Difuntos

Ese otoño, Julián cambió la fiesta de Halloween por la seriedad del cementerio en Albera. Sor Consuelo le vio poniendo flores en el reciente nicho de su padre y se acercó para decirle unas palabras. Julián hablaba confuso, aturdido aún por el sobresalto pasado.



-No me nombre a Dios, hermana.

Sor Consuelo lo comprendía.
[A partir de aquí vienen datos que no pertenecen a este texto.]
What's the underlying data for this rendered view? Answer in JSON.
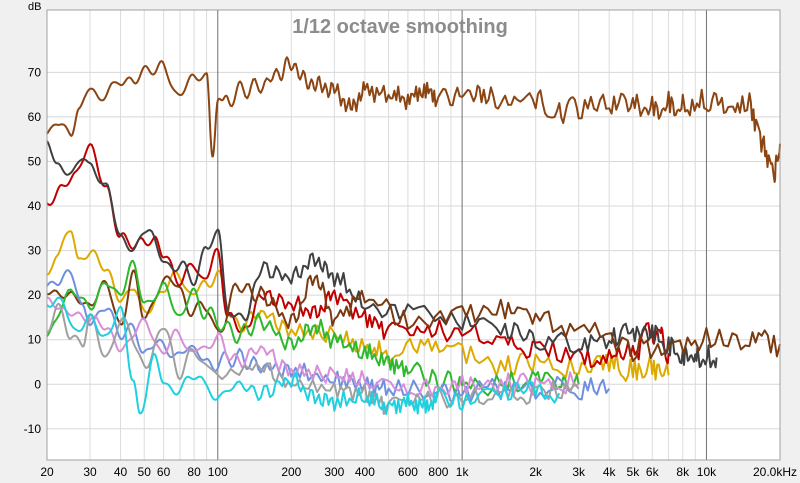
{
  "chart_data": {
    "type": "line",
    "title": "1/12 octave smoothing",
    "ylabel": "dB",
    "xscale": "log",
    "xlim": [
      20,
      20000
    ],
    "ylim": [
      -17,
      84
    ],
    "grid": true,
    "x_tick_labels": [
      "20",
      "30",
      "40",
      "50",
      "60",
      "80",
      "100",
      "200",
      "300",
      "400",
      "600",
      "800",
      "1k",
      "2k",
      "3k",
      "4k",
      "5k",
      "6k",
      "8k",
      "10k",
      "20.0kHz"
    ],
    "x_tick_values": [
      20,
      30,
      40,
      50,
      60,
      80,
      100,
      200,
      300,
      400,
      600,
      800,
      1000,
      2000,
      3000,
      4000,
      5000,
      6000,
      8000,
      10000,
      20000
    ],
    "y_tick_values": [
      70,
      60,
      50,
      40,
      30,
      20,
      10,
      0,
      -10
    ],
    "y_tick_labels": [
      "70",
      "60",
      "50",
      "40",
      "30",
      "20",
      "10",
      "0",
      "-10"
    ],
    "series": [
      {
        "color": "#8b4513",
        "x": [
          20,
          22,
          25,
          27,
          30,
          33,
          37,
          40,
          45,
          50,
          55,
          60,
          70,
          80,
          90,
          95,
          100,
          105,
          110,
          125,
          150,
          180,
          200,
          230,
          260,
          300,
          350,
          400,
          500,
          600,
          700,
          800,
          1000,
          1200,
          1500,
          2000,
          2500,
          3000,
          4000,
          5000,
          6000,
          7000,
          8000,
          10000,
          12000,
          15000,
          17000,
          19000,
          20000
        ],
        "y": [
          55,
          58,
          56,
          62,
          68,
          64,
          66,
          67,
          69,
          71,
          69,
          72,
          64,
          70,
          68,
          52,
          65,
          62,
          64,
          66,
          67,
          70,
          72,
          68,
          67,
          66,
          62,
          66,
          65,
          64,
          66,
          64,
          65,
          65,
          63,
          64,
          61,
          62,
          63,
          63,
          62,
          63,
          63,
          64,
          63,
          63,
          53,
          47,
          54
        ]
      },
      {
        "color": "#dcaa00",
        "x": [
          20,
          22,
          25,
          27,
          30,
          35,
          40,
          45,
          50,
          60,
          70,
          80,
          90,
          100,
          120,
          150,
          200,
          300,
          400,
          500,
          700,
          1000,
          1500,
          2000,
          3000,
          4000,
          5000,
          6000,
          7000
        ],
        "y": [
          24,
          30,
          36,
          28,
          29,
          25,
          20,
          22,
          15,
          22,
          24,
          20,
          23,
          24,
          13,
          16,
          12,
          11,
          8,
          7,
          9,
          7,
          4,
          5,
          3,
          5,
          3,
          4,
          2
        ]
      },
      {
        "color": "#c00000",
        "x": [
          20,
          23,
          26,
          30,
          35,
          40,
          45,
          50,
          55,
          60,
          70,
          80,
          90,
          100,
          110,
          130,
          150,
          200,
          250,
          300,
          400,
          500,
          700,
          1000,
          1500,
          2000,
          3000,
          4000,
          5000,
          6000,
          6500,
          7000
        ],
        "y": [
          41,
          44,
          46,
          53,
          45,
          33,
          30,
          33,
          33,
          28,
          24,
          26,
          24,
          30,
          15,
          12,
          20,
          18,
          16,
          20,
          15,
          12,
          12,
          12,
          10,
          8,
          6,
          6,
          7,
          12,
          10,
          7
        ]
      },
      {
        "color": "#404040",
        "x": [
          20,
          22,
          25,
          28,
          30,
          35,
          40,
          45,
          50,
          60,
          70,
          80,
          90,
          100,
          110,
          130,
          150,
          200,
          250,
          300,
          400,
          600,
          1000,
          1500,
          2000,
          3000,
          4000,
          5000,
          6000,
          7000,
          8000,
          9000,
          10000,
          11000
        ],
        "y": [
          54,
          48,
          47,
          52,
          50,
          44,
          32,
          31,
          35,
          28,
          26,
          24,
          30,
          35,
          16,
          15,
          26,
          24,
          28,
          24,
          18,
          16,
          14,
          12,
          10,
          9,
          10,
          12,
          12,
          9,
          7,
          7,
          6,
          6
        ]
      },
      {
        "color": "#7a3a10",
        "x": [
          20,
          25,
          30,
          35,
          40,
          45,
          50,
          60,
          70,
          80,
          90,
          100,
          120,
          150,
          200,
          250,
          300,
          400,
          600,
          1000,
          1500,
          2000,
          3000,
          5000,
          7000,
          10000,
          15000,
          20000
        ],
        "y": [
          21,
          21,
          17,
          22,
          14,
          25,
          14,
          24,
          21,
          16,
          18,
          11,
          22,
          20,
          14,
          24,
          15,
          20,
          14,
          16,
          17,
          15,
          12,
          8,
          9,
          10,
          10,
          9
        ]
      },
      {
        "color": "#2eb82e",
        "x": [
          20,
          25,
          30,
          35,
          40,
          45,
          50,
          60,
          70,
          80,
          90,
          100,
          120,
          150,
          200,
          250,
          300,
          400,
          500,
          600,
          800,
          1000,
          1500,
          2000,
          2500,
          3000
        ],
        "y": [
          12,
          20,
          17,
          24,
          20,
          26,
          19,
          21,
          16,
          20,
          16,
          14,
          11,
          14,
          9,
          13,
          10,
          7,
          5,
          3,
          1,
          0,
          0,
          2,
          0,
          0
        ]
      },
      {
        "color": "#6f8fe0",
        "x": [
          20,
          22,
          25,
          28,
          30,
          35,
          40,
          45,
          50,
          60,
          70,
          80,
          90,
          100,
          120,
          150,
          200,
          300,
          400,
          500,
          800,
          1000,
          1500,
          2000,
          3000,
          4000
        ],
        "y": [
          21,
          22,
          25,
          18,
          15,
          17,
          10,
          14,
          7,
          9,
          6,
          9,
          4,
          5,
          6,
          4,
          3,
          1,
          0,
          -1,
          -2,
          -2,
          -1,
          -1,
          -1,
          -1
        ]
      },
      {
        "color": "#d98ed9",
        "x": [
          20,
          25,
          30,
          35,
          40,
          50,
          60,
          70,
          80,
          100,
          120,
          150,
          200,
          300,
          400,
          600,
          800,
          1000,
          1500,
          2000,
          3000
        ],
        "y": [
          19,
          17,
          14,
          12,
          9,
          13,
          8,
          11,
          7,
          10,
          5,
          8,
          3,
          2,
          1,
          -1,
          -1,
          0,
          0,
          0,
          0
        ]
      },
      {
        "color": "#a0a0a0",
        "x": [
          20,
          22,
          25,
          28,
          30,
          35,
          40,
          50,
          60,
          70,
          80,
          100,
          150,
          200,
          300,
          400,
          500,
          700,
          1000,
          1500,
          2000,
          3000
        ],
        "y": [
          12,
          18,
          10,
          8,
          15,
          7,
          14,
          5,
          12,
          3,
          7,
          2,
          4,
          0,
          -1,
          -2,
          -5,
          -3,
          -3,
          -2,
          -2,
          -1
        ]
      },
      {
        "color": "#20d0e0",
        "x": [
          20,
          23,
          26,
          30,
          35,
          40,
          45,
          48,
          55,
          60,
          70,
          80,
          90,
          100,
          120,
          150,
          200,
          250,
          300,
          400,
          500,
          600,
          700,
          800,
          1000,
          1500,
          2000,
          2500
        ],
        "y": [
          17,
          18,
          12,
          16,
          10,
          16,
          2,
          -6,
          5,
          1,
          -2,
          3,
          -1,
          -3,
          0,
          -2,
          1,
          -3,
          -4,
          -3,
          -5,
          -4,
          -5,
          -3,
          -4,
          -2,
          -1,
          -2
        ]
      }
    ]
  }
}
Había visto esa desgracia mil veces. Para quien le toca, siempre es como si ocurriera por primera vez y el mayor drama del universo. Sin embargo, la monjita hizo notar desde su sencilla sabiduría:

-¿Cómo honrarás a los difuntos, si olvidas a Dios Jesús?
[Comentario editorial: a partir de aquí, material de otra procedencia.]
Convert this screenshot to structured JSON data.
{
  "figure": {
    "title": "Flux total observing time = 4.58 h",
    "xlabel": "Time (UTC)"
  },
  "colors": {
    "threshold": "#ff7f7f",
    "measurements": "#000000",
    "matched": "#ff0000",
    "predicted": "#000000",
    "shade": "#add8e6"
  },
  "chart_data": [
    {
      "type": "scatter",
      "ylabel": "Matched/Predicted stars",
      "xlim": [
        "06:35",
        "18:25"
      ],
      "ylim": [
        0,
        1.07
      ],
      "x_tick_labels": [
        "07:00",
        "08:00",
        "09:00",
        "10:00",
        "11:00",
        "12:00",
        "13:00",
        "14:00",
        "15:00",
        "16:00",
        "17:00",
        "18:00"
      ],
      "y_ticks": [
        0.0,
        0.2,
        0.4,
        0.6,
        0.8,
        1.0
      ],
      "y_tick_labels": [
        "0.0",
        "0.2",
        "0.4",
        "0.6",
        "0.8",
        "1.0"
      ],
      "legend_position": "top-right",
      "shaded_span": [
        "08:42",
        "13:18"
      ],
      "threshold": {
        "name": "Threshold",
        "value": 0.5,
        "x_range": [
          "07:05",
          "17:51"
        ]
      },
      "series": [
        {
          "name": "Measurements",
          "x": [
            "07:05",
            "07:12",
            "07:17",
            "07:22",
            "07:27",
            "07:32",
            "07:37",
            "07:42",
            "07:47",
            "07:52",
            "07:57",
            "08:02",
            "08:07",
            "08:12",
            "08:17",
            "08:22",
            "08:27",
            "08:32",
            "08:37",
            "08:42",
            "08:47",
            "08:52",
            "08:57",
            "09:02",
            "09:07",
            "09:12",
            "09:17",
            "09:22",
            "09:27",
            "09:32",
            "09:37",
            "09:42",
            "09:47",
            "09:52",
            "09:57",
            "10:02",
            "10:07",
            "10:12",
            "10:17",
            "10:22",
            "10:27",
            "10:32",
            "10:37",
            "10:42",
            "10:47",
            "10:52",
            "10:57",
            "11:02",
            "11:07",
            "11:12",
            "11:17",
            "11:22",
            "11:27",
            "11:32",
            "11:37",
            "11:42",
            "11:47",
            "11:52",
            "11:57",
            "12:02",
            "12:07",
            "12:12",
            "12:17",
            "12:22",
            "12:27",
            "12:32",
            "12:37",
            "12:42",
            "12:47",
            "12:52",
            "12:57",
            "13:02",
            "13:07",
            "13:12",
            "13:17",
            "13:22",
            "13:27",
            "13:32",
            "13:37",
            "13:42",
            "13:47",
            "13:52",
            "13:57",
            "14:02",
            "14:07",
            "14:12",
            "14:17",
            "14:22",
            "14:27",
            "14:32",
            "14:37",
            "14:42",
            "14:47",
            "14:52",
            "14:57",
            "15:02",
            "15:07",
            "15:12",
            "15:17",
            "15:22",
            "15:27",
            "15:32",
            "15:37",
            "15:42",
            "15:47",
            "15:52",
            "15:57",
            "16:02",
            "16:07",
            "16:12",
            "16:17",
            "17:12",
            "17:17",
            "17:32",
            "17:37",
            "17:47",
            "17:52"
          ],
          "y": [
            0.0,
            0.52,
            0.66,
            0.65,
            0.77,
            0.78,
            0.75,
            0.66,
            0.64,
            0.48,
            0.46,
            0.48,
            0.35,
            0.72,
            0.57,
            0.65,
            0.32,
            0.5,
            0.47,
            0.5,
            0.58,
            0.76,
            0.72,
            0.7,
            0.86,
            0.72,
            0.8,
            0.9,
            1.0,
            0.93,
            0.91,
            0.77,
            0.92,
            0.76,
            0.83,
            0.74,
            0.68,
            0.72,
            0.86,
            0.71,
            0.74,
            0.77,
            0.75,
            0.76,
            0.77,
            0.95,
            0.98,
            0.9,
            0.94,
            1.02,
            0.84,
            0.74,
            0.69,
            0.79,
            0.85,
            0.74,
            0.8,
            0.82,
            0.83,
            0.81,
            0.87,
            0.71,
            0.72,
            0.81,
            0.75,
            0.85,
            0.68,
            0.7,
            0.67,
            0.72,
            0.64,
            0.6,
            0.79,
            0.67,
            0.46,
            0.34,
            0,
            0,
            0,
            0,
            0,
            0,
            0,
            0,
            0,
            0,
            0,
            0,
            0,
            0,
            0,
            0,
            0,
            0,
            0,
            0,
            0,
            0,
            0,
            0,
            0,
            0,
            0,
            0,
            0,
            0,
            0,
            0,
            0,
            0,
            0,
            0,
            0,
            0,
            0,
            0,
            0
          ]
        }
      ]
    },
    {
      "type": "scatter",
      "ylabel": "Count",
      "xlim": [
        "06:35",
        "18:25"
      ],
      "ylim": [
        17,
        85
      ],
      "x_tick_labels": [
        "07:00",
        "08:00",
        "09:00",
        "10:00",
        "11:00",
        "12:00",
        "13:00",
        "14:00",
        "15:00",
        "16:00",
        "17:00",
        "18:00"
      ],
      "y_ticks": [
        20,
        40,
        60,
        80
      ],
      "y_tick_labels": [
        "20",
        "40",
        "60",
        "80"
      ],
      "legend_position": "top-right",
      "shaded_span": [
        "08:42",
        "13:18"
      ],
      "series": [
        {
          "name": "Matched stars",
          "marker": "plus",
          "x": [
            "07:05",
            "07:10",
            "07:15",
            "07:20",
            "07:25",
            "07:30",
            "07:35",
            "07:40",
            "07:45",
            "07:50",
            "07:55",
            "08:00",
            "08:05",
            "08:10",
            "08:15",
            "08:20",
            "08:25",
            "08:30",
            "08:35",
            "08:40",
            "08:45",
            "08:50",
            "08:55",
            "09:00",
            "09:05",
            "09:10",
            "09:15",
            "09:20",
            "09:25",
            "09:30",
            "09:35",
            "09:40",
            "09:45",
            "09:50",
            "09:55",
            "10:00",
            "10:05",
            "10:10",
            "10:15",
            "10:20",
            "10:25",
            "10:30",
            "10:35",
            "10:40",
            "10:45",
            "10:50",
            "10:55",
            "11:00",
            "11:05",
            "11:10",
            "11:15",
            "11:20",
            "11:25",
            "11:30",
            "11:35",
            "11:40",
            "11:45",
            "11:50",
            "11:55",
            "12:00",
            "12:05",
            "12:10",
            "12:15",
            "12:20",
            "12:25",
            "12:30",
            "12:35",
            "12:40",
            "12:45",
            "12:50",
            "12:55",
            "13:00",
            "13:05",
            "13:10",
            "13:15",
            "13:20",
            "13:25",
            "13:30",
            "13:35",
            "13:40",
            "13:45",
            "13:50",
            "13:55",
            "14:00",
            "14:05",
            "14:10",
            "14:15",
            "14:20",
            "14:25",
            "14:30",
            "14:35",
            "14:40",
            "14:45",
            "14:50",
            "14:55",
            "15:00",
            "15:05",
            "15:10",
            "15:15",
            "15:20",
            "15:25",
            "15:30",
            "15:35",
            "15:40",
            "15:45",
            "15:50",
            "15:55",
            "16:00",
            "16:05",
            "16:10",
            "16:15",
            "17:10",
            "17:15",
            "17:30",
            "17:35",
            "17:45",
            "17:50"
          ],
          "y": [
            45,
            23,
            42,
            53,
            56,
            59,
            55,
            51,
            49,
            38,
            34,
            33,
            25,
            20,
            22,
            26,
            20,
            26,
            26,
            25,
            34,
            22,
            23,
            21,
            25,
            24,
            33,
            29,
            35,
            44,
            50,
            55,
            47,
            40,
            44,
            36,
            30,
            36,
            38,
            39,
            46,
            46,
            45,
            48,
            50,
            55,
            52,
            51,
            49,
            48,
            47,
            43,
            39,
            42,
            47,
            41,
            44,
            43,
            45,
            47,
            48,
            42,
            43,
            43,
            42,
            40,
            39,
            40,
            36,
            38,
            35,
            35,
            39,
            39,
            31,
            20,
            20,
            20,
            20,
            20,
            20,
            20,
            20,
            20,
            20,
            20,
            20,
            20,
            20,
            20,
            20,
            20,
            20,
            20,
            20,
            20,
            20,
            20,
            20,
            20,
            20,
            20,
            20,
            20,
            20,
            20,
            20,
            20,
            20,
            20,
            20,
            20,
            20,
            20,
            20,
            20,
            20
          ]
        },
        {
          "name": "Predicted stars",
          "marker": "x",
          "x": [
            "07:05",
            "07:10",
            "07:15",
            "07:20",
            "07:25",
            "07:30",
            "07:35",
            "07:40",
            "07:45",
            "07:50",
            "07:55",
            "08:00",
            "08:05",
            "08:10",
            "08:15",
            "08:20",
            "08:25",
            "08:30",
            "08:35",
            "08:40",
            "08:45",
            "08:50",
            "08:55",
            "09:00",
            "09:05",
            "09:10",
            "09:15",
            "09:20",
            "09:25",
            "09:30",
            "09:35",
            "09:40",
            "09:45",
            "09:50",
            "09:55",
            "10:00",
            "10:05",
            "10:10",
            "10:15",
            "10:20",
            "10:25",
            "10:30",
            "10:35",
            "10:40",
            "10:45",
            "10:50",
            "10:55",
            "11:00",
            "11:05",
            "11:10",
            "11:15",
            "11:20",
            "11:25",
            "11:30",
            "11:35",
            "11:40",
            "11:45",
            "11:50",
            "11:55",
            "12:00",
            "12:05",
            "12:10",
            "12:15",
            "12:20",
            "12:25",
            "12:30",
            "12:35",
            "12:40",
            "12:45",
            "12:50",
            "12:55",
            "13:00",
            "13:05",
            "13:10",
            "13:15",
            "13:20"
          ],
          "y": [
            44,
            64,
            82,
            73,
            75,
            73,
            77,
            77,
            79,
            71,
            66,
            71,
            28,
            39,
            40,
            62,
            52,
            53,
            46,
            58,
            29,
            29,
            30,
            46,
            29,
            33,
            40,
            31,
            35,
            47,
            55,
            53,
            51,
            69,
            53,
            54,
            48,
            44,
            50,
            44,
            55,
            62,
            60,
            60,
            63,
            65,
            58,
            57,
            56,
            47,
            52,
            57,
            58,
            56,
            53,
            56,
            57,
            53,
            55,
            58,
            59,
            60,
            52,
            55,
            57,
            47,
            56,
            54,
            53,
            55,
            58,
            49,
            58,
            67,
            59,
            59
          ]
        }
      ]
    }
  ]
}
Julián aún estaba en la fase de negación y de ira. Por un lado rechazaba la ayuda y por otro la necesitaba más que el aire que respiraba. Depositó las flores en el nicho de su padre, hizo un leve gesto a sor Consuelo y se fue con los ojos arrasados en lágrimas.

El año siguiente, el día de Difuntos, sor Consuelo se fijó en Julián en el cementerio. El joven había cambiado, maduró mucho en poco tiempo. Llevó las flores a la tumba de su padre con humildad y conformidad, como cumpliendo un rito. Las dejó con cuidado, se santiguó y luego rezó -cabizbajo, las manos juntas- hasta que se fue.